Screed is a little Python package from Titus's lab that reads in
DNA sequences -- more explicitly, it's a FASTA and FASTQ parser.
You can see some documentation here:

   http://screed.readthedocs.org/en/latest/

But how do *you* use it?

To install screed directly from github, do::

   pip install git+https://github.com/ged-lab/screed.git

*Using screed:*

screed can read FASTA and FASTQ files, as well as gzip or bzip2 versions
of those files.  For example, in the python directory there is a file
called '25k.fq.gz'.

**Note:**

All of the below screed commands are in the `using-screed.ipynb notebook <http://nbviewer.ipython.org/urls/raw.github.com/swcarpentry/2013-04-az/master/notebooks/using-screed.ipynb>`__.

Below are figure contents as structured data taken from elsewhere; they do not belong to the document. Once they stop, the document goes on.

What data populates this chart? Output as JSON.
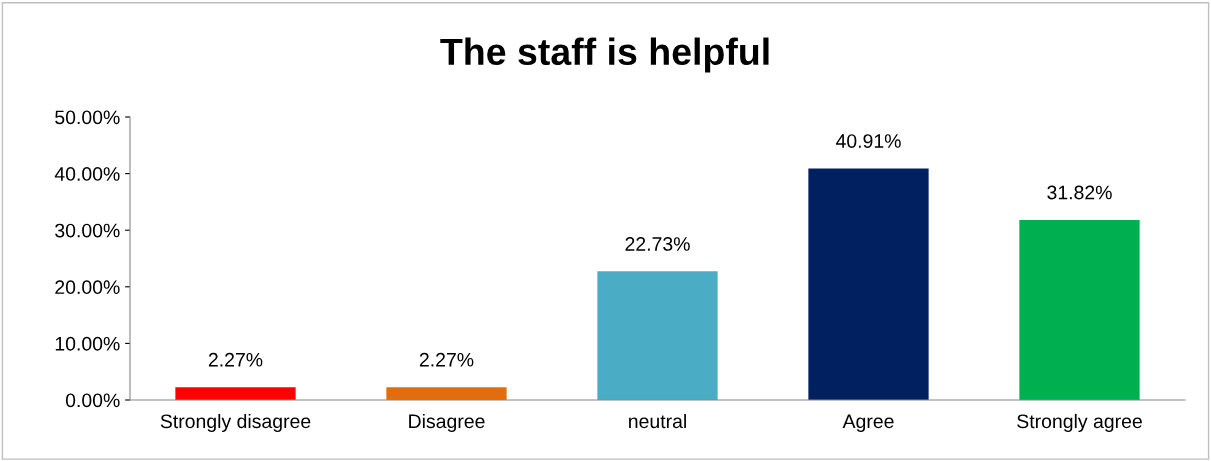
{
  "chart_data": {
    "type": "bar",
    "title": "The staff is helpful",
    "categories": [
      "Strongly disagree",
      "Disagree",
      "neutral",
      "Agree",
      "Strongly agree"
    ],
    "values": [
      2.27,
      2.27,
      22.73,
      40.91,
      31.82
    ],
    "colors": [
      "#ff0000",
      "#e46c0a",
      "#4bacc6",
      "#002060",
      "#00b050"
    ],
    "value_labels": [
      "2.27%",
      "2.27%",
      "22.73%",
      "40.91%",
      "31.82%"
    ],
    "ylim": [
      0,
      50
    ],
    "yticks": [
      {
        "value": 0,
        "label": "0.00%"
      },
      {
        "value": 10,
        "label": "10.00%"
      },
      {
        "value": 20,
        "label": "20.00%"
      },
      {
        "value": 30,
        "label": "30.00%"
      },
      {
        "value": 40,
        "label": "40.00%"
      },
      {
        "value": 50,
        "label": "50.00%"
      }
    ],
    "grid": false,
    "legend": false
  }
}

screed, in a nutshell, lets you read in all that data and access it
in Python. Try::

   import screed
   for record in screed.open('/path/to/2012-11-scripps/python/25k.fq.gz'):
      print record.name
      print record.sequence
      print record.accuracy
      break

A couple of points here.

First, there are 25,000 sequences in this file.  You might want to
avoid printing them all out (hence the 'break' command at the end of
the loop!)  This is a typical approach to reading through big files --
just put in a "if I've done more than 10 things, stop"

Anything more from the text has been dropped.